Cuando no hay nada más que decir


                               Hay personas que no se quieren enterar de que una relación ha terminado para siempre. Que cuando se dice adios es que no se piensa volver atrás, que se da la espalda a esa situación y que comienza el olvido... Todo acabó. Punto. Así de simple.
Pues no, ellos tienen que saber, quieren, necesitan que se les expliquen los por qués de ese final, cuando son precisamente ellos los causantes del fin, los que lo han buscado con sus actos y con sus silencios; las más de las veces con sus excesos de palabrerías y reproches. No se dan cuanta, no quieren darse cuenta que el ser que les amaba sobre todas las cosas ha cambiado su parecer. ¿De golpe, así de pronto? No, muriendo de a poquitos con los desprecios del que no quiere ahora ser despreciado. ¡A buenas horas mangas verdes!
Sí, hay personas que no admiten un no tengo más que decir por respuesta, aunque esa respuesta sea el silencio, el olvido. Pero tampoco se puede olvidar una relación (de cualquier tipo, si ha sido intensa) y esa fue demasiado intensa y dolorosa en su final. Un final no deseado y que a estas alturas es incluso beneficioso; con su corte de relación, esas personas hacen un gran favor al objeto de su desamor. Pero será más tarde cuando se den cuenta de lo que han perdido, de lo que han dejado y que ya es imposible de recuperar.
                               Aquel joven indeciso, aquel muchacho que recién estrenaba un amor, un amor por una persona mucho mayor que él y que entonces no le importó y que entonces luchó contra los consejos de los suyos por conservar ese amor, ese amor correspondido entonces, ese gran amor de sus vidas, ese amor que les marcaría para siempre en un antes y en un después.

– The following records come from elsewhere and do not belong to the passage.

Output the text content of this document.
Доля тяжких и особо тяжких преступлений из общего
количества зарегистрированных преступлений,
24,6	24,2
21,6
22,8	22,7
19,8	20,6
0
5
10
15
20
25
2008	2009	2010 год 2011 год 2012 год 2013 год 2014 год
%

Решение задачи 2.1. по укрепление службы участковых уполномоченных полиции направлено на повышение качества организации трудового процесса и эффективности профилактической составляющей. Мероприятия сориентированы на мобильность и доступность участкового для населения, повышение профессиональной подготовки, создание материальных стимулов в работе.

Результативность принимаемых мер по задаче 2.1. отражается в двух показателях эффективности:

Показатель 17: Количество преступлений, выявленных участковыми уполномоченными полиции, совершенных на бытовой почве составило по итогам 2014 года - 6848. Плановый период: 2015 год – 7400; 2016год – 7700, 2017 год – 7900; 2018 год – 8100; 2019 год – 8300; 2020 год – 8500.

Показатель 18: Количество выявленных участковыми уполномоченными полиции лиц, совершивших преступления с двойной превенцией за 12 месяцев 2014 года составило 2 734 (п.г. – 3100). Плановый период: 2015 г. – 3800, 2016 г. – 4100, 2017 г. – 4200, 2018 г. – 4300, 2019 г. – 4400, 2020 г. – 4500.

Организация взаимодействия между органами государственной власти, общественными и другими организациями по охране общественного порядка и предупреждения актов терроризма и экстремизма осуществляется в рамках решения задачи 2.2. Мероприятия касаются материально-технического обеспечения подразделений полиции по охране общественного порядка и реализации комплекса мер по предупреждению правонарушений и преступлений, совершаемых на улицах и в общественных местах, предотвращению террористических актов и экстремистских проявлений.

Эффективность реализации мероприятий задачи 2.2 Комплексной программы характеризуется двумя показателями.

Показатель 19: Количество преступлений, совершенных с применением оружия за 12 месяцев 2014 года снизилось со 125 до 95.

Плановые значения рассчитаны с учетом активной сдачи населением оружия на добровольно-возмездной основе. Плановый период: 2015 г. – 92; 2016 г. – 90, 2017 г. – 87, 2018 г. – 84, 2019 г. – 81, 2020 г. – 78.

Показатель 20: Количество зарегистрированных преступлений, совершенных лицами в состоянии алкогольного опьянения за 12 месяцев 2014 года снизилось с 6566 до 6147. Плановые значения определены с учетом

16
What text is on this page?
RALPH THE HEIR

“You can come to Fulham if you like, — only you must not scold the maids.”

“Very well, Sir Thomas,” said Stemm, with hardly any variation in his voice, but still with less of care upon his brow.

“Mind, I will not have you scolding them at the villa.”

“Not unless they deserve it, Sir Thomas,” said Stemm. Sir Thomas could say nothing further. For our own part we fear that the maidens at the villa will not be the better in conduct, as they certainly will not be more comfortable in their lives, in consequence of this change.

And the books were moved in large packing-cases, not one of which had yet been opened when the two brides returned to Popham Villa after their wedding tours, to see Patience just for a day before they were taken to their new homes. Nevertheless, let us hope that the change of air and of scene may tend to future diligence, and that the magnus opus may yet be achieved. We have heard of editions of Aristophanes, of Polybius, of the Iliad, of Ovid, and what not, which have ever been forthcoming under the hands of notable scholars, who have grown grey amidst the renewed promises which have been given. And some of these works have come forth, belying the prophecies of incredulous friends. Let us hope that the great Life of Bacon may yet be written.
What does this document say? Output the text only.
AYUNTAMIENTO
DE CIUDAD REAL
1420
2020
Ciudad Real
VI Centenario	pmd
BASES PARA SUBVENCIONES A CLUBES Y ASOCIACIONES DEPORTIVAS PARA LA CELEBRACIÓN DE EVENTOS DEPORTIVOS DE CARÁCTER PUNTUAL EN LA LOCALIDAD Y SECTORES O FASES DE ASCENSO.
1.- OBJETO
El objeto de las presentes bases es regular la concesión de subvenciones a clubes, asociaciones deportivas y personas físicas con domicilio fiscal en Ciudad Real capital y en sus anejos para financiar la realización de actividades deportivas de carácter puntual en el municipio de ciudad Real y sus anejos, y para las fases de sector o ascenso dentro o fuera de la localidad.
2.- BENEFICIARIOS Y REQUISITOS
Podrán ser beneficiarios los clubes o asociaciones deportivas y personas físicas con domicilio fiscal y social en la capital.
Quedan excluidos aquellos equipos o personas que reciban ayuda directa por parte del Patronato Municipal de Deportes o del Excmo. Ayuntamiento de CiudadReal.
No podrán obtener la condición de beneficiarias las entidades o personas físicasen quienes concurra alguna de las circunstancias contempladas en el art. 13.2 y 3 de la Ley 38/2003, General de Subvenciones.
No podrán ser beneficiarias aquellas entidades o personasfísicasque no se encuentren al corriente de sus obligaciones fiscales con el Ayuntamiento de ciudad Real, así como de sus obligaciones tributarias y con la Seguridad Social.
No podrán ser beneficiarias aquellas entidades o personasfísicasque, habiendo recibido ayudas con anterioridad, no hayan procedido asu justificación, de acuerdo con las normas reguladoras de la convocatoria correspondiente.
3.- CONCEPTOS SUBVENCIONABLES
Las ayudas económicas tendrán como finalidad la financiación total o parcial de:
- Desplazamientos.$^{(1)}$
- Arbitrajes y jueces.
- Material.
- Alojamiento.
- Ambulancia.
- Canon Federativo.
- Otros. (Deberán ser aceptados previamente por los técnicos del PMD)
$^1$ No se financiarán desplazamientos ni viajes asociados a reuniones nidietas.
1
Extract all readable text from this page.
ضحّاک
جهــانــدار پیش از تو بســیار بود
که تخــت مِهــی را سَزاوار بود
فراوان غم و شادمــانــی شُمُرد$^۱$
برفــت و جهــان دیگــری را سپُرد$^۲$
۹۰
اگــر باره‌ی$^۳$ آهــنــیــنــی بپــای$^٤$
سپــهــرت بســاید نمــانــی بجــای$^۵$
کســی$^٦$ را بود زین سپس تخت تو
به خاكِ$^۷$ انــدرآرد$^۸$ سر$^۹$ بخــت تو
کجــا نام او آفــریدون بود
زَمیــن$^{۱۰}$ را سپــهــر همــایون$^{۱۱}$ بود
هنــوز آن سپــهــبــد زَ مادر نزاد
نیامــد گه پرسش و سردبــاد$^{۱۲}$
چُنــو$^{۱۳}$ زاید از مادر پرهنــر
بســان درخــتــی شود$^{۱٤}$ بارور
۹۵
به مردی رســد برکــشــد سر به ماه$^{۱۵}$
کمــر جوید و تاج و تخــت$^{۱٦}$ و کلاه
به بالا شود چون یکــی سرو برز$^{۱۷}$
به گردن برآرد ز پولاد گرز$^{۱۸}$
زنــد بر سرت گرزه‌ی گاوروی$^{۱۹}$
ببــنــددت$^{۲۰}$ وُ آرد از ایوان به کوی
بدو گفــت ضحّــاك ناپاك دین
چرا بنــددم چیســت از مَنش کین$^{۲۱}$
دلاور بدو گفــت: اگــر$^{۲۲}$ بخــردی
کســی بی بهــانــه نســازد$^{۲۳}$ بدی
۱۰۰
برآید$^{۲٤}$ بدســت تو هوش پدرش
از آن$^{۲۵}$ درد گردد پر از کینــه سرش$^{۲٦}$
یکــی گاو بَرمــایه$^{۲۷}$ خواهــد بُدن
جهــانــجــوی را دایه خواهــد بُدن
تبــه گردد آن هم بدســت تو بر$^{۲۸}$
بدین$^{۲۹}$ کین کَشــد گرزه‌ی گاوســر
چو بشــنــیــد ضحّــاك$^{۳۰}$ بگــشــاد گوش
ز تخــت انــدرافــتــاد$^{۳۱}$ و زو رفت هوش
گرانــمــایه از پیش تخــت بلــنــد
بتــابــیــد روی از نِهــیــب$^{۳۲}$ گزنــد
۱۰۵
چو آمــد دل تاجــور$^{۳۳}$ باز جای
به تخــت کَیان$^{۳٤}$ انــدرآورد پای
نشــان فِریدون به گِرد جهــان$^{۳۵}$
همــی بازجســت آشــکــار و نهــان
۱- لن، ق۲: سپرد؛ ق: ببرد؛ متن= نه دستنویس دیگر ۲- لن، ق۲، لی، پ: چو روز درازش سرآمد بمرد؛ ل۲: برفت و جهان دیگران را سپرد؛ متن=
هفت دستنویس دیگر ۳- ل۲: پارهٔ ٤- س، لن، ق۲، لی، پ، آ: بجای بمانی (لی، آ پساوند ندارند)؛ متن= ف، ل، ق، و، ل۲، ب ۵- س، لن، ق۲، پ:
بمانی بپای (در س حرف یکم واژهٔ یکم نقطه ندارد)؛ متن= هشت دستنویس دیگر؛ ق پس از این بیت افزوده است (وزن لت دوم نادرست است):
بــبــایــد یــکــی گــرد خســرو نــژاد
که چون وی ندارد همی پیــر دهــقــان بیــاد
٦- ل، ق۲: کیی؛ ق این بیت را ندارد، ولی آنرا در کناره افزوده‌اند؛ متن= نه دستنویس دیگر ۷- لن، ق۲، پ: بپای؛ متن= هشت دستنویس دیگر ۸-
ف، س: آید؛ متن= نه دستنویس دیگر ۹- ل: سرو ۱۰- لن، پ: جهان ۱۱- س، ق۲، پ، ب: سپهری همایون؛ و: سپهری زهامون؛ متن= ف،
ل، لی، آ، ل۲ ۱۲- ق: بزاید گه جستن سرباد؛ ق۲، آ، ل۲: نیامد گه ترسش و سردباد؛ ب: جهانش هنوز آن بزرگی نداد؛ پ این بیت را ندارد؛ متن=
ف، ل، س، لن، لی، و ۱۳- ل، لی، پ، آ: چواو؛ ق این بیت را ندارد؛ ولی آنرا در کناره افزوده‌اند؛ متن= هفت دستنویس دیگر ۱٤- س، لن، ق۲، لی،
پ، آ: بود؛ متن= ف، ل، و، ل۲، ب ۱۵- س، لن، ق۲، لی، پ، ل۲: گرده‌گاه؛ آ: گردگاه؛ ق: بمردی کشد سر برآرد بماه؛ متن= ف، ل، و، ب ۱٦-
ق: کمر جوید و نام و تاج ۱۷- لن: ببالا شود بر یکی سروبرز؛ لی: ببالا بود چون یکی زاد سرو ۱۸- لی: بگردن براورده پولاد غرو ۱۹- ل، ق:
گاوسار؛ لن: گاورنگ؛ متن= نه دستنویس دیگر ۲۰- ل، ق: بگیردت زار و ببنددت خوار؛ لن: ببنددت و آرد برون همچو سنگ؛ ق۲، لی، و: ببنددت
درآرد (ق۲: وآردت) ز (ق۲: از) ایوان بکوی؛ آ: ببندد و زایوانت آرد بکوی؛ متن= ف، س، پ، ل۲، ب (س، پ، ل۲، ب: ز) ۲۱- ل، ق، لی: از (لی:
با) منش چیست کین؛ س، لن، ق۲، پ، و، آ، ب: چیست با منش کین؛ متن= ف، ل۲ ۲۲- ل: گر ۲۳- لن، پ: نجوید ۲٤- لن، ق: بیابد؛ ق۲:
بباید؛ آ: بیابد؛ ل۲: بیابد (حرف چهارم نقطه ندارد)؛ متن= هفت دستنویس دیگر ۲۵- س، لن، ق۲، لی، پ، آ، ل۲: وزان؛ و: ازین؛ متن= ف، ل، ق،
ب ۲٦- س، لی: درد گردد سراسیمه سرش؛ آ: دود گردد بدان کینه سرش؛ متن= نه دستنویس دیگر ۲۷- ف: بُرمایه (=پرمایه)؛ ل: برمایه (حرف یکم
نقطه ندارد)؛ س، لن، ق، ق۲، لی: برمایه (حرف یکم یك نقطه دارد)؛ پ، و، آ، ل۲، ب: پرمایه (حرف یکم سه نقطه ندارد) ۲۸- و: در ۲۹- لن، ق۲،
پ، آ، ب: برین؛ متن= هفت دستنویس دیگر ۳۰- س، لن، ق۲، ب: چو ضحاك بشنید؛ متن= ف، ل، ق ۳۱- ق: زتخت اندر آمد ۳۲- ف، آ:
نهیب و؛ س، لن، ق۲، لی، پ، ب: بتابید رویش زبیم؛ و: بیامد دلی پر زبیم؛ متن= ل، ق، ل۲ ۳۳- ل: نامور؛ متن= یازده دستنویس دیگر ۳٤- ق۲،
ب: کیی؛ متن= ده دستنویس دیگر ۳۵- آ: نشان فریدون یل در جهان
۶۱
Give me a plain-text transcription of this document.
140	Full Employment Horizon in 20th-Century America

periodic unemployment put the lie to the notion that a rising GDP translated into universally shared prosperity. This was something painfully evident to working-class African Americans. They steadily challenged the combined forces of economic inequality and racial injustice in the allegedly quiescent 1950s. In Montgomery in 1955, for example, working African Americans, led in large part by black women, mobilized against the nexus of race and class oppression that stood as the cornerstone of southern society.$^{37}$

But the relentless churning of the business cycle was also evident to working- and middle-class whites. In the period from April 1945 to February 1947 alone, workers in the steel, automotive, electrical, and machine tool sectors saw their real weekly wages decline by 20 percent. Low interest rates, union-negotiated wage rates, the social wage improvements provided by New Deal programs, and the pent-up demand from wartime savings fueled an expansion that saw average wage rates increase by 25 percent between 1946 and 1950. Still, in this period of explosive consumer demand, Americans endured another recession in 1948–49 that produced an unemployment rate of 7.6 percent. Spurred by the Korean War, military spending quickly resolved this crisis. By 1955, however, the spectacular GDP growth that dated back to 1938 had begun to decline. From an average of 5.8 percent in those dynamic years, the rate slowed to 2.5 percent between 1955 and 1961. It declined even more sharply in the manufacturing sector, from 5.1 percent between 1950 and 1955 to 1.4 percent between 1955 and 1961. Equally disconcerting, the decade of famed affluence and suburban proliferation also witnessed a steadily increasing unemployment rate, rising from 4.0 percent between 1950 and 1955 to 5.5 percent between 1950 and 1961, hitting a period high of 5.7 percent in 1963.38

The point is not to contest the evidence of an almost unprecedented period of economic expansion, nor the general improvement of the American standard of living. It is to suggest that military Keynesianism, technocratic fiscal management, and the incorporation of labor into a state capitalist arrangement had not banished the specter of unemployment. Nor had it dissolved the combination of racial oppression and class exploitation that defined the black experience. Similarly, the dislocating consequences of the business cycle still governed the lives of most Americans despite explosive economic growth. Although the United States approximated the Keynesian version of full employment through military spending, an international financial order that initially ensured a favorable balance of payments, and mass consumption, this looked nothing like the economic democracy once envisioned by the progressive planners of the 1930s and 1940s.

Pues aquel joven, hoy maduro cuerpo traqueteado por las circunstancias, pretende que le den explicaciones del por qué él mismo ha sido el causante de este final. Y es que nunca se dió cuenta de que tenía ante sí al hombre de su vida, al hombre que renunciaba a todo por él, que pretendía hacerlo pero en el último momento no tuvo por qué hacerlo ya que el todavía joven indeciso le abandonó. Un doloroso abandono que aquel hombre mayor guardó en los restos de su corazón partido.
Pero ¿terminó realmente? Parece que no del todo, que ahora el despecho le hace ser soberbio a este hombre demasiado mayor para enfrentarse a sus posos envenenados, a sus restos amargos que quedaron adheridos al cántaro roto de su alma. Un amor roto que quiso transformar en una amistad y que no tuvo lugar ante los desplantes y reproches de aquel joven -ahora maduro- que mereciera su amor y después su amistad (como si eso fuera posible; no se puede amar y luego quedar como amigos). Frialdad que terminó por congelar los rescoldos que aún quedaban encendidos y ocultos por los restos del naufragio casi olvidado.
                               Y sí que tiene más que decir, mucho más pero no lo desea más. La amargura queda, más que en la boca, marcada en el alma. Y las cicatrices del corazón no restañan del todo. ¿Nada que decir? No, después de estas líneas que el viajero ha tecleado casi sin respirar, ya no hay nada más que decir.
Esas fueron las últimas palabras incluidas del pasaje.